John Ullyot, Warner’s spokesman, said the wording of the Bush administration’s statement implied that the president still believes that the Defense secretary and chairman of the Joint Chiefs of Staff “need a role in managing and executing” the budgets of intelligence agencies within the Defense Department.
Warner and Stevens have charged that the Collins-Lieberman bill, which takes up many of the 9/11 commission’s recommendations, could take away crucial intelligence community links that the secretary and chairman of the Joint Chiefs of Staff need to successfully conduct military operations.
Sen. Carl Levin (D-Mich.), the ranking member on Armed Services, explained that Defense Department backers worry that “budget execution authority” for several Defense intelligence programs will be taken away by the bill.
Having a strong national intelligence director “does not contradict with the secretary of Defense having meaningful input on the direction of intelligence agencies,” Ullyot added.
But Warner indicated on the Senate floor Tuesday that he would be offering amendments to increase the Defense secretary’s ability to direct the budgets on both tactical and national intelligence-gathering.

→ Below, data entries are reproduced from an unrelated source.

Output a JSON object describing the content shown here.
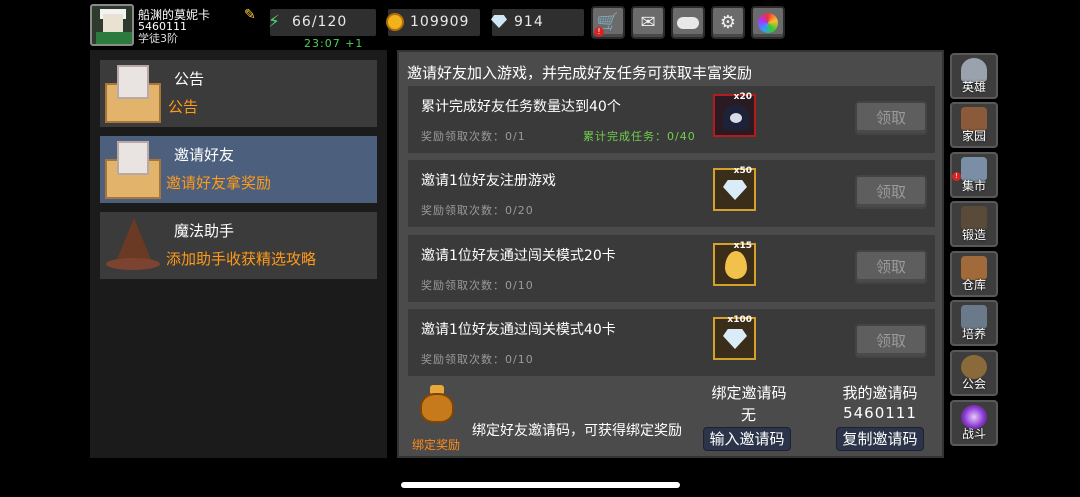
{
  "player": {
    "name": "船渊的莫妮卡",
    "id": "5460111",
    "subtitle": "学徒3阶"
  },
  "resources": {
    "energy": "66/120",
    "coins": "109909",
    "gems": "914",
    "timer": "23:07 +1"
  },
  "top_buttons": [
    {
      "name": "shop",
      "icon": "cart-icon"
    },
    {
      "name": "mail",
      "icon": "envelope-icon"
    },
    {
      "name": "gamepad",
      "icon": "gamepad-icon"
    },
    {
      "name": "settings",
      "icon": "gear-icon"
    },
    {
      "name": "gallery",
      "icon": "color-wheel-icon"
    }
  ],
  "menu": [
    {
      "title": "公告",
      "subtitle": "公告",
      "icon": "mail-letter-icon",
      "active": false
    },
    {
      "title": "邀请好友",
      "subtitle": "邀请好友拿奖励",
      "icon": "mail-letter-icon",
      "active": true
    },
    {
      "title": "魔法助手",
      "subtitle": "添加助手收获精选攻略",
      "icon": "wizard-hat-icon",
      "active": false
    }
  ],
  "main": {
    "header": "邀请好友加入游戏，并完成好友任务可获取丰富奖励",
    "tasks": [
      {
        "title": "累计完成好友任务数量达到40个",
        "count": "奖励领取次数：0/1",
        "progress": "累计完成任务：0/40",
        "reward_qty": "x20",
        "reward_icon": "ghost-icon",
        "claim": "领取"
      },
      {
        "title": "邀请1位好友注册游戏",
        "count": "奖励领取次数：0/20",
        "progress": "",
        "reward_qty": "x50",
        "reward_icon": "gem-icon",
        "claim": "领取"
      },
      {
        "title": "邀请1位好友通过闯关模式20卡",
        "count": "奖励领取次数：0/10",
        "progress": "",
        "reward_qty": "x15",
        "reward_icon": "egg-icon",
        "claim": "领取"
      },
      {
        "title": "邀请1位好友通过闯关模式40卡",
        "count": "奖励领取次数：0/10",
        "progress": "",
        "reward_qty": "x100",
        "reward_icon": "gem-icon",
        "claim": "领取"
      }
    ],
    "bind": {
      "bag_label": "绑定奖励",
      "description": "绑定好友邀请码，可获得绑定奖励",
      "bind_code_label": "绑定邀请码",
      "bind_code_value": "无",
      "my_code_label": "我的邀请码",
      "my_code_value": "5460111",
      "enter_button": "输入邀请码",
      "copy_button": "复制邀请码"
    }
  },
  "right_nav": [
    {
      "label": "英雄",
      "icon": "knight-helmet-icon",
      "color": "#9aa3ad"
    },
    {
      "label": "家园",
      "icon": "castle-icon",
      "color": "#8a5a3a"
    },
    {
      "label": "集市",
      "icon": "market-stall-icon",
      "color": "#7a8fa6"
    },
    {
      "label": "锻造",
      "icon": "anvil-hammer-icon",
      "color": "#5a4a3a"
    },
    {
      "label": "仓库",
      "icon": "warehouse-chest-icon",
      "color": "#a06a3a"
    },
    {
      "label": "培养",
      "icon": "goblet-icon",
      "color": "#6a7a8a"
    },
    {
      "label": "公会",
      "icon": "guild-emblem-icon",
      "color": "#8a6a3a"
    },
    {
      "label": "战斗",
      "icon": "portal-icon",
      "color": "#8a3ad0"
    }
  ]
}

Warner also complained that the Bush administration was not “more explicit in its writing” about what it means by “full budget authority.” Ullyot noted that the actual statement says, “The administration will oppose any amendments that would weaken the full budget authority or any other authorities that the president has requested for the NID.” Some lawmakers and 9/11 commission backers criticized the president earlier this month for proposing to keep many of the national intelligence-gathering agencies under the purview of the Defense Department while giving the national intelligence director only limited budget authority over those agencies.
Overall, the Statement of Administration Policy expressed the White House’s disagreement with the Senate bill on several fronts and primarily asked Congress to give the administration more flexibility in how it structures an office of the national intelligence director.
For example, the White House complained about “the excessive and unnecessary detail in the structure of the Office of the NID” in the bill and charged that “legislatively mandated bureaucracy will hinder, not help, in the effort to strengthen U.S. intelligence capabilities.”
The Bush administration also complained that “the 9/11 Commission found that the creation of a NID and National Counterterrorism Center, ‘will not work if Congressional oversight does not change to.’ The administration notes that the bill does not address this vital reform component.”
Senate Majority Leader Bill Frist (R-Tenn.) and Minority Leader Tom Daschle (D-S.D.) have set up a separate Senate working group to come up with recommendations on changes to Congressional oversight. But their work is not expected to be completed this week.
Collins and Lieberman did receive a boost yesterday from 9/11 commission Vice Chairman Lee Hamilton, who said he also spoke for Chairman Tom Kean in endorsing the Senate bill, including its provisions giving the national intelligence director strong budget authority over all intelligence agencies.
Stevens discounted the 9/11 commissioners’ endorsement, saying their mandate to come up with recommendations had been satisfied and that they should just allow Congress to do its job rather than press for Members to adopt their exact recommendations.
“If anything, the turf-guarding people are Gov. Kean and [Vice Chairman] Hamilton,” said Stevens, deflecting charges that he has been jealously protecting his turf on the Defense Appropriations subcommittee. “It’s amazing they think they can tell us what to do.”
In a related development, Stevens and Warner, along with Defense Appropriations ranking member Daniel Inouye (D-Hawaii), worked Tuesday to come up with a series of amendments to the intelligence bill that would bring the measure closer to their position, Ullyot said.
Stevens said he would offer an amendment that bars the national intelligence director from firing or reassigning military personnel. Beyond that, he declined to get into specifics.
“I’m not going to lay it out now,” said Stevens, who noted all the amendments would come from “the defense-oriented position that the president has expressed.”